Bethesda's new Creation Club storefront has been widely criticized and protested by gamers everywhere, and Bethesda says it's listening to all feedback--especially the game auto-downloading Creation Club content before users even buy it.
Besides the rather disappointing content offering and the pricing model of Creation Club's premium currency, one of the most hotly contested mechanics of the storefront is how it automatically downloads Creation Club content onto a user's hard-drive via game updates. Creation Club content is added to a user's hard drive regardless if they purchase the content or not, and upon purchase the content is simply unlocked for use. Gamers are worried that the Creation Club will eventually eat up tons of storage space--specially on consoles where HDD space is at a premium.
While Bethesda Game Studios as a whole has yet to deliver an official statement on Creation Club's many controversial features, a Bethesda.net Community Content Manager "Cartogriffi" says that the company is currently working on a solution to avoid auto-downloads. This strongly indicates that the feature was intentional and is working as intended.
"Hi everyone, we're working on solutions that would not require Creation Club archives be part of the game's patch. We are certainly listening to everything people are saying, and appreciate the constructive feedback, both positive and negative.This note has also been added to the pinned FAQ," the community manager said in a recent post.
But why would Bethesda do this and potentially congest gamers' hard drives? The answer is quite simple: the developer wanted to avoid the limited mod space allocation on Xbox One and PlayStation 4.

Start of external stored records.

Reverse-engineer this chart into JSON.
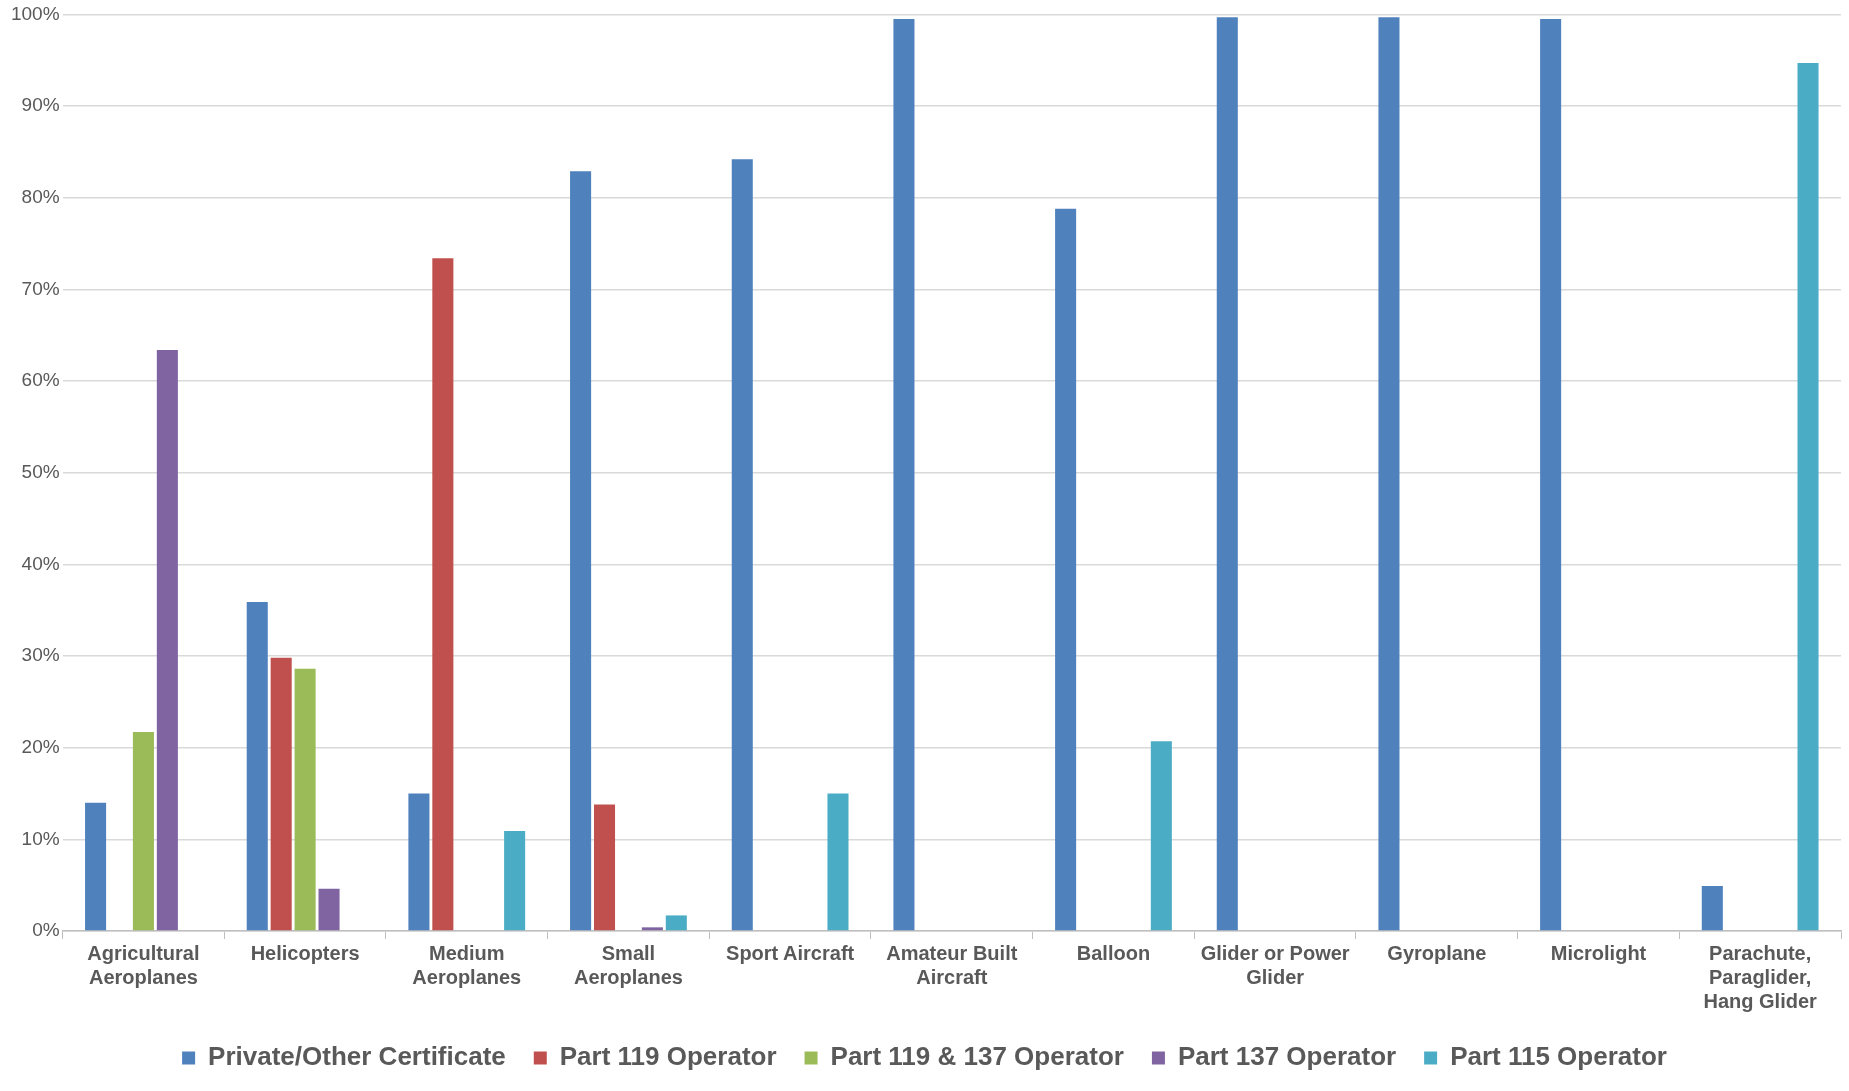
{
  "chart_data": {
    "type": "bar",
    "categories": [
      "Agricultural Aeroplanes",
      "Helicopters",
      "Medium Aeroplanes",
      "Small Aeroplanes",
      "Sport Aircraft",
      "Amateur Built Aircraft",
      "Balloon",
      "Glider or Power Glider",
      "Gyroplane",
      "Microlight",
      "Parachute, Paraglider, Hang Glider"
    ],
    "series": [
      {
        "name": "Private/Other Certificate",
        "color": "#4f81bd",
        "values": [
          14,
          35.9,
          15,
          82.9,
          84.2,
          99.5,
          78.8,
          99.7,
          99.7,
          99.5,
          4.9
        ]
      },
      {
        "name": "Part 119 Operator",
        "color": "#c0504d",
        "values": [
          null,
          29.8,
          73.4,
          13.8,
          null,
          null,
          null,
          null,
          null,
          null,
          null
        ]
      },
      {
        "name": "Part 119 & 137 Operator",
        "color": "#9bbb59",
        "values": [
          21.7,
          28.6,
          null,
          null,
          null,
          null,
          null,
          null,
          null,
          null,
          null
        ]
      },
      {
        "name": "Part 137 Operator",
        "color": "#8064a2",
        "values": [
          63.4,
          4.6,
          null,
          0.4,
          null,
          null,
          null,
          null,
          null,
          null,
          null
        ]
      },
      {
        "name": "Part 115 Operator",
        "color": "#4bacc6",
        "values": [
          null,
          null,
          10.9,
          1.7,
          15,
          null,
          20.7,
          null,
          null,
          null,
          94.7
        ]
      }
    ],
    "ylim": [
      0,
      100
    ],
    "yticks": [
      {
        "value": 0,
        "label": "0%"
      },
      {
        "value": 10,
        "label": "10%"
      },
      {
        "value": 20,
        "label": "20%"
      },
      {
        "value": 30,
        "label": "30%"
      },
      {
        "value": 40,
        "label": "40%"
      },
      {
        "value": 50,
        "label": "50%"
      },
      {
        "value": 60,
        "label": "60%"
      },
      {
        "value": 70,
        "label": "70%"
      },
      {
        "value": 80,
        "label": "80%"
      },
      {
        "value": 90,
        "label": "90%"
      },
      {
        "value": 100,
        "label": "100%"
      }
    ],
    "grid": "y",
    "legend": "bottom"
  }
}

"I believe they were doing it as a means of bypassing the Sony and Xbox limitations on how much additional content can be added. If it's bundled with the game, it doesn't count against the tight limitations," a Reddit user wrote in the sub-Reddit post that serves as the source of this article.
I myself still believe in the Creation Club, and I think that it represents a wealth of potential for Bethesda, mod-makers, and gamers, but of course the developers have to work out the kinks. While the launch content is expensive and doesn't represent value-oriented DLC, I'm sure that more impressive creations will be added over time.

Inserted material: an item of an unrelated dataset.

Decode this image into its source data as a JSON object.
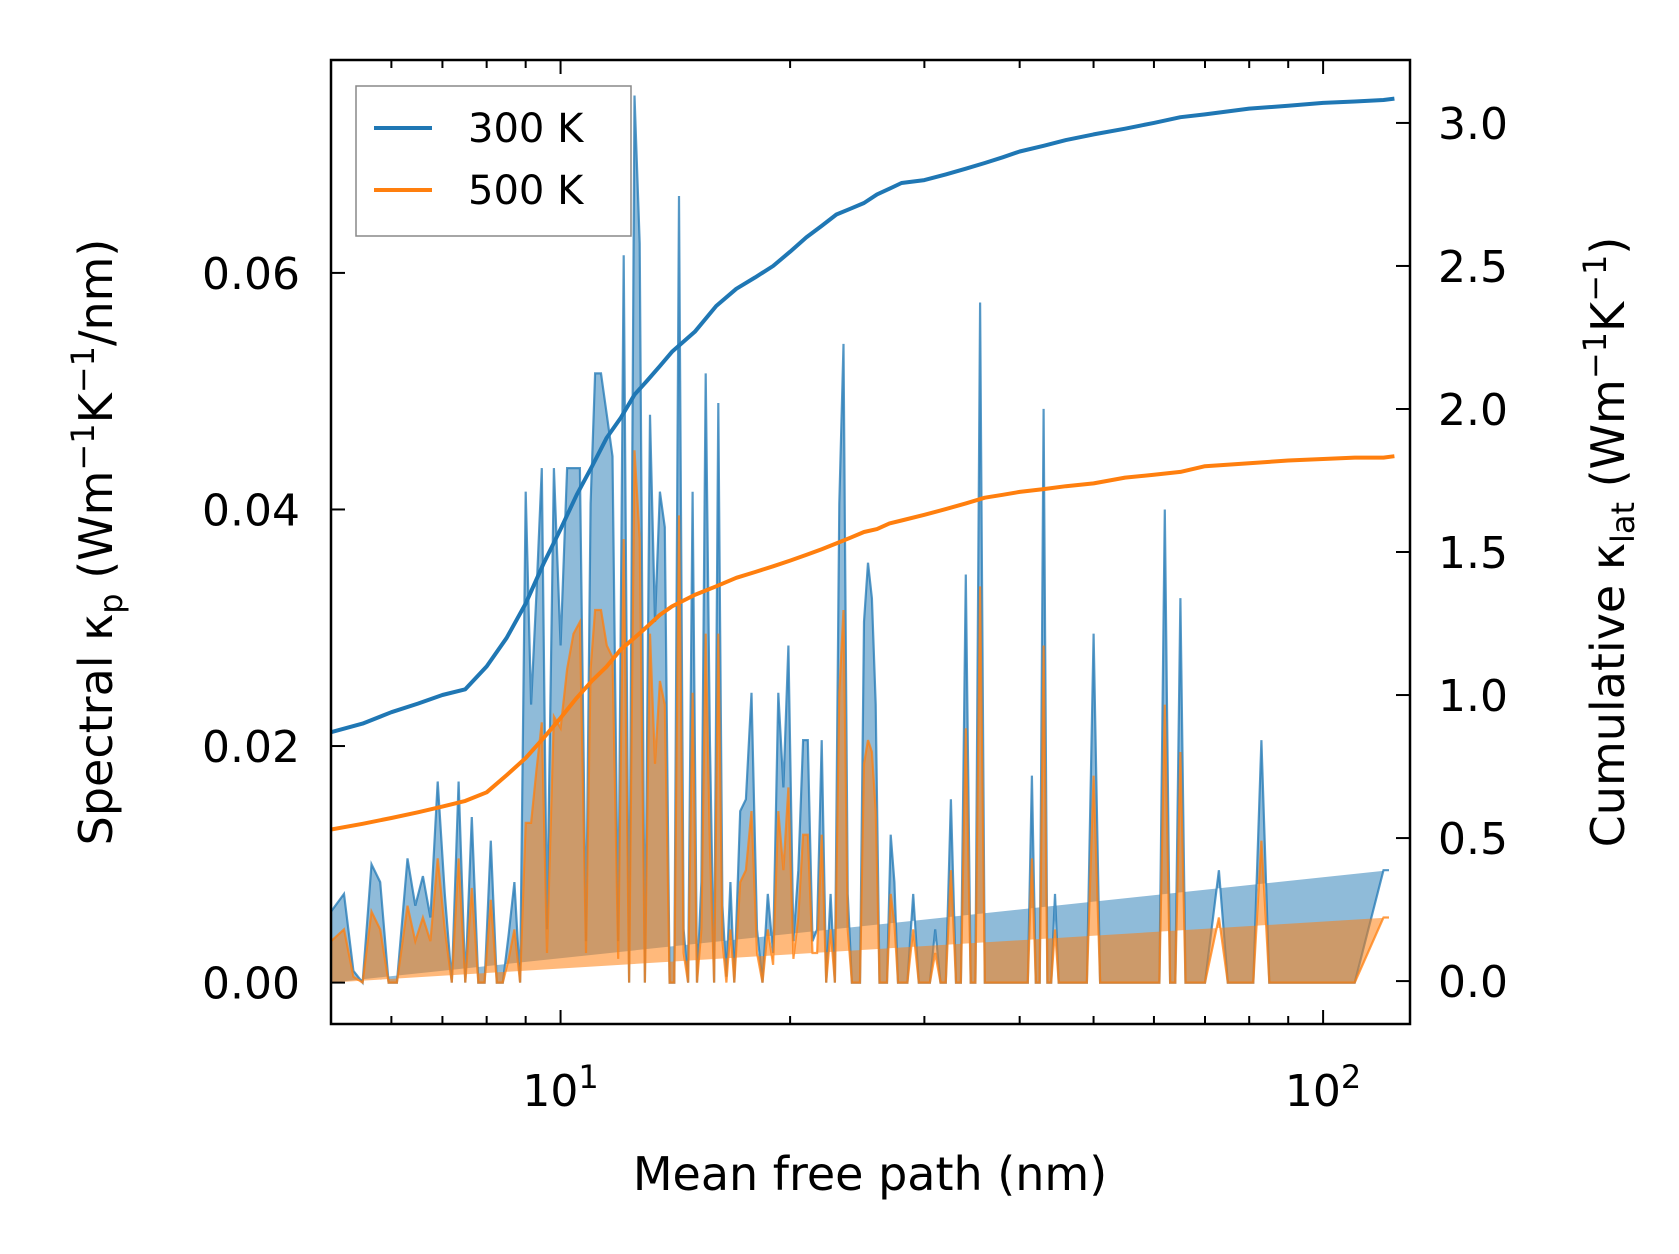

But as the content expands, and becomes bigger and bigger, so does the toll in our collective hard drives. Bethesda should offer some way for users to simply opt out of the Creation Club to avoid this steady congestion of content. This is worse for console users as Xbox One and PlayStation 4 have to be connected online to access new mods, and the game forcibly updates itself upon launch, and users have to manually stop the update.